Schwäbische Zeitung: Ebenso richtig wie unbeliebt - Leitartikel
Leutkirch (ots)
Angela Merkel hat sich in Davos zu mehr Europa bekannt. Das ist richtig. Ebenso wie ihre Klarstellung, dass die Europaliebe die Deutschen nicht unbegrenzt kosten darf. Merkels Botschaft ist klar: Deutschland hat richtig gehandelt - nun sollen die anderen es dem Primus nachmachen.
Das hören viele nicht gerne, denn bei Eigenlob ist es ein bisschen wie in der Schule. Man möchte dem disziplinierten Streber gern eins auswischen - doch sachlich gibt es wenig zu meckern: Deutschland steht - anders als Camerons Großbritannien - in Sachen Wettbewerbsfähigkeit und Arbeitslosenquote gut da. Erkauft hat sich der unbeliebte Musterschüler das mit harten Reformen der Schröder-Zeit und jahrelanger Lohnzurückhaltung.

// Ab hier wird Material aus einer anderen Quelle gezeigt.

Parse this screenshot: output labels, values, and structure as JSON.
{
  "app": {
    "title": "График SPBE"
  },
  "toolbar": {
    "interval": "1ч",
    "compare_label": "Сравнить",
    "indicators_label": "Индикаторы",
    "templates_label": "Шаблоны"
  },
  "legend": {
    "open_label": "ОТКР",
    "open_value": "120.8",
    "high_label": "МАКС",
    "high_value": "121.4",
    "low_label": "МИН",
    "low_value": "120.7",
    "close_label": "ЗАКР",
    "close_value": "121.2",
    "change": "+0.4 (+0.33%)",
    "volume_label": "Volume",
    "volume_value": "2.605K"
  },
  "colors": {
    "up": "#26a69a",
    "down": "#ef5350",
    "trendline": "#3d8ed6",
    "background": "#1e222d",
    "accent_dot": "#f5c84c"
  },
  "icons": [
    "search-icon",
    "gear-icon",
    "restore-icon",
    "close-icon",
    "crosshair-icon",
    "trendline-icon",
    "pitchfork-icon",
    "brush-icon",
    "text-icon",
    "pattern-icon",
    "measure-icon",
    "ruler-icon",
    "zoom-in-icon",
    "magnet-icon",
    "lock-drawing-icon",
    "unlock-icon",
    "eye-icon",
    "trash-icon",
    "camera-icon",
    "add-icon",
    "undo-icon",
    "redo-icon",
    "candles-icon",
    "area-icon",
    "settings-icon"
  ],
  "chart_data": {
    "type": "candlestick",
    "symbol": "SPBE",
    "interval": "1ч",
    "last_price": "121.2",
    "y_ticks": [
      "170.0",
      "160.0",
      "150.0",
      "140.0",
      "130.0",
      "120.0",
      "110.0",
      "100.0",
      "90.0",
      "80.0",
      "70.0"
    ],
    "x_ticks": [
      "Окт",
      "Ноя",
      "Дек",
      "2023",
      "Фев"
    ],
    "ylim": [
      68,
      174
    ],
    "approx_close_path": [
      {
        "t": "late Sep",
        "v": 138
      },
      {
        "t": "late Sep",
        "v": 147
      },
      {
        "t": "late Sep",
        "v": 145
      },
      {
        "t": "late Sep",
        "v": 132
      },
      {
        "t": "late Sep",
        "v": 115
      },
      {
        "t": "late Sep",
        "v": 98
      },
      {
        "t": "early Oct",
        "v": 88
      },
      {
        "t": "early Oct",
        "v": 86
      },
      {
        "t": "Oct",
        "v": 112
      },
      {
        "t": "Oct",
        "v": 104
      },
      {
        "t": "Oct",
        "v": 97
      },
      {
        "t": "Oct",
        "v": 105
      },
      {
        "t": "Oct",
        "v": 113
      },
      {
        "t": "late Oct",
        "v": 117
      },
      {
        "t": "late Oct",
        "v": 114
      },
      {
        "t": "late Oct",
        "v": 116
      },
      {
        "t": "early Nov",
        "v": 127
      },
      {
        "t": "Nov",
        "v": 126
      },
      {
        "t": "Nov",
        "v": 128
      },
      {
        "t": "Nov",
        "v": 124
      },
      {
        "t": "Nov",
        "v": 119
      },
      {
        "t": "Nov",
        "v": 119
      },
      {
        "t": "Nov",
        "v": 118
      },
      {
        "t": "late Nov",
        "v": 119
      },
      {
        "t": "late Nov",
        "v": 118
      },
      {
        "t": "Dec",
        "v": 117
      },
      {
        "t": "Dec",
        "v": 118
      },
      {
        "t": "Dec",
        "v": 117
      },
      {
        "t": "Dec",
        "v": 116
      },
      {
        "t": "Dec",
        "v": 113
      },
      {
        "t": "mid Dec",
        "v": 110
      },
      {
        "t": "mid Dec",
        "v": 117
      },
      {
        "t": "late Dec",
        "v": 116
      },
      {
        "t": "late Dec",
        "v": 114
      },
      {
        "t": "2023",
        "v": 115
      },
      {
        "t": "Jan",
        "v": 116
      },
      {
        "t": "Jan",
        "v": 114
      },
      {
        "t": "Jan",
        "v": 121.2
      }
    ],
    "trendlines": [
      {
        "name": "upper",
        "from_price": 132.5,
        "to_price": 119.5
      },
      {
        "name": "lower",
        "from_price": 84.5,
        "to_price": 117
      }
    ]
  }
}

Und die fordert Merkel nun von den anderen.
Deren vermeintliche Alternativrezepte für Wachstum sind keine: Die USA produzieren mit ihren Versuchen, Wachstum per Notenpresse zu erzwingen, Spekulationsblasen auf immer neuen Märkten und schlittern gleichzeitig immer tiefer in die Abhängigkeit von Dollarbillionär China. China wiederum erkauft sich sein Wachstum teuer mit dem Raubbau an Natur und Mensch. Beide Wege können kein Vorbild für Europa sein. Und so bleibt aktuell nur Deutschland, um die EU in der Schuldenkrise mit Zuckerbrot und Peitsche auf Linie zu bringen. Mit dem Dreiklang Verbindlichkeit, (begrenzte) Solidarität und Strukturreformen muss "Madame Non" die EU auf Kurs zwingen - selbst wenn einige Regierungen und ganz Griechenland scheitern.
In Davos verabschiedet sich Merkel endgültig vom 2003 eingeschlagenen Kurs der CDU: Jahrelang hatte die Union das neoliberale Mantra der Marktentfesselung nachgebetet und Finanzmarktsteuern als Teufelszeug gebrandmarkt. Gleichzeitig wuchsen die Staatsschulden immer weiter.
Wenn Merkel nun nachhaltiges Wachstum fordert, trifft sie einen Nerv. Bleibt zu hoffen, das der Begriff Nachhaltigkeit bei der Kanzlerin nicht zu der leeren Worthülse verkommt, die er in vielen Firmenleitbildern längst ist.